Bryant Park Life Hope Center, a three-story building in midtown Manhattan, New York, is situated at one of the world’s densely populated and influential crossroads. Flanked by a tower with more than 40 stories of luxury condos, hotel rooms, shopping, and surrounded by glass and steel skyscrapers (whose air space above even commands a hefty price), this property is in a powerful location.
Bryant Park Life Hope Center is poised to share hope, wholeness, and the three angels’ messages of Revelation 14 with the more than 12 million people who visit the area every year.
To help with the response to this opportunity and maximize its ministry potential, Bryant Park Life Hope Center, operated by the Greater New York Conference (GNYC) of the Adventist Church, received an operating grant from the Global Mission office of the General Conference of Seventh-day Adventists, designated to support start-up urban outreach centers in unreached cities or regions with more than 100,000 people. This grant will support a renewed vision for the Bryant Park location, which housed the Adventist Book Center until 2019.
“This funding will definitely impact our members, but also our friends [in the community],” GNYC president Henry Beras said, explaining that evangelism isn’t just preaching. “Now, to get people to go to church, the first thing you have to do is to show them that you love them, then to show that you have something different than other churches.
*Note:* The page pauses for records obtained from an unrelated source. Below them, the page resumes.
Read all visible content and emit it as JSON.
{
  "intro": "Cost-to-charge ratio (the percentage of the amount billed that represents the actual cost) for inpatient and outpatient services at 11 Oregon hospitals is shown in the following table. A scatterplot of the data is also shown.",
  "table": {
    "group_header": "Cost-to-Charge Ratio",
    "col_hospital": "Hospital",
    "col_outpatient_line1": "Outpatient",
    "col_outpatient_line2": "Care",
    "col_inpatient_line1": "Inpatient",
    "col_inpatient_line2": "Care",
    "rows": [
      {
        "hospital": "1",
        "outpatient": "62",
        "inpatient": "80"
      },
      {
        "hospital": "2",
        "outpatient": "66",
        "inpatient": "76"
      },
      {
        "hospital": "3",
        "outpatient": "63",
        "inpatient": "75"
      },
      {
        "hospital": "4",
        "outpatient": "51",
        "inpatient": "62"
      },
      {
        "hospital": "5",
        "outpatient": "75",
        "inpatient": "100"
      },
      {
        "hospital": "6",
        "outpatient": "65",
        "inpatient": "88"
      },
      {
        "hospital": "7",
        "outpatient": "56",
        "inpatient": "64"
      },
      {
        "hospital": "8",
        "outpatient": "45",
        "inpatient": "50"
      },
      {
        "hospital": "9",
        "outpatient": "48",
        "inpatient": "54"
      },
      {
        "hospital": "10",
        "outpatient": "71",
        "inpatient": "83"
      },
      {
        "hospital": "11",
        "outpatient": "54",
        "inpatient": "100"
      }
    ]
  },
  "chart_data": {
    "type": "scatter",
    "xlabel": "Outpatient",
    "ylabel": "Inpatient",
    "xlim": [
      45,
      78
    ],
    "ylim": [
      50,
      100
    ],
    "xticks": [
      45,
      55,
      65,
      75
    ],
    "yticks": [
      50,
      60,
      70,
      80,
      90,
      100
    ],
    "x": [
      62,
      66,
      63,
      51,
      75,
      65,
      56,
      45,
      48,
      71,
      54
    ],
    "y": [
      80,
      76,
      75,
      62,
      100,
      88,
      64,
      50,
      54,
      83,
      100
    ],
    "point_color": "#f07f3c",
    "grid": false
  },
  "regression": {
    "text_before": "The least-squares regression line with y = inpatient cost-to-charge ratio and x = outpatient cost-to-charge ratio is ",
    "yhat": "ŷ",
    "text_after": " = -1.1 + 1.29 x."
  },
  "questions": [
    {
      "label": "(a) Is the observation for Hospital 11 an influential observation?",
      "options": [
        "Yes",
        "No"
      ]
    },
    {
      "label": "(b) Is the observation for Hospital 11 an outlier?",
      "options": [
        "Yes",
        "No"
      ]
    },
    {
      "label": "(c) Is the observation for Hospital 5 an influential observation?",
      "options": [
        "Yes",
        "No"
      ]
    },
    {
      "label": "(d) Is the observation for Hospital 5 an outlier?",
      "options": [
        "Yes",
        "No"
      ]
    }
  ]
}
This money will impact our evangelism program in the [outreach center] in Bryant Park.”
With these plans, the world church’s “Mission to the Cities” initiative and “I Will Go” strategic plans are moving forward. The initiatives call for all Adventists “to engage the collective resources of the global church in establishing [or increasing] a Seventh-day Adventist presence and needs-based ministry in cities of one million,” and to operate at least one of these outreach centers in each urban area with one million people or more.
“GNYC will use this resource pragmatically to jumpstart the [center] financially,” Bledi Leno, GNYC multi-ethnic ministries director and supervisor of the center, said. But on a deeper, more far-reaching level, Leno added, “we want it to inspire people locally to do more and apply themselves to urban ministries.”
The application process for the funding is designed to help create a center that is supported across the bandwidth of the church, from all tiers of church administration to business professionals and lay members. “In distributing the funding, the GC partners with the division, union, and local conference, who each has a voted allocation of financial support,” E. Douglas Venn, director of the GC Global Mission Urban Centers, said. “Working with this Life Hope Center Committee, business professionals reviewed the proposal, including consultation with Kevin Jackson, CEO of Australia-based Sanitarium Health & Wellbeing, who shares valuable experiences of running urban [outreach] centers. The Life Hope Center also has an operating board comprised of Adventist business leaders who oversee the business operations of this center. The ultimate goal of the [outreach center] is to be financially self-sustaining, ensuring its long-term ability to serve the city using Christ’s method alone.”
Support from lay members is also beginning to arrive. An anonymous Adventist donor has given funds for remodeling the building, which has not seen updates since the 1980s. The GNYC continues to raise additional funds for the needed building renovations, capital improvements, and equipment not covered by the GC funding.
Plans for the Life Hope Center include partnering with area professionals to create a health and preventive lifestyle center and a mental health institute. A pop-up vegan café that will also organize plant-based cooking classes is in the future plans, along with a physical training and exercise center offering massage and simple hydrotherapy. The area will also include space to share literature and sell some best-selling Adventist titles.
Working in harmony with the Bryant Park Life Hope Center launch is GNYC pastor Wayne Jamel, with a team of young professionals. They are planting a church using the building as their meeting place and a springboard into the community. “This [funding] gives us the confidence to move forward with our plans,” Jamel said. “I am grateful for the support and look forward to what God will do as church members combine their efforts with the pastoral, conference, and General Conference leadership.”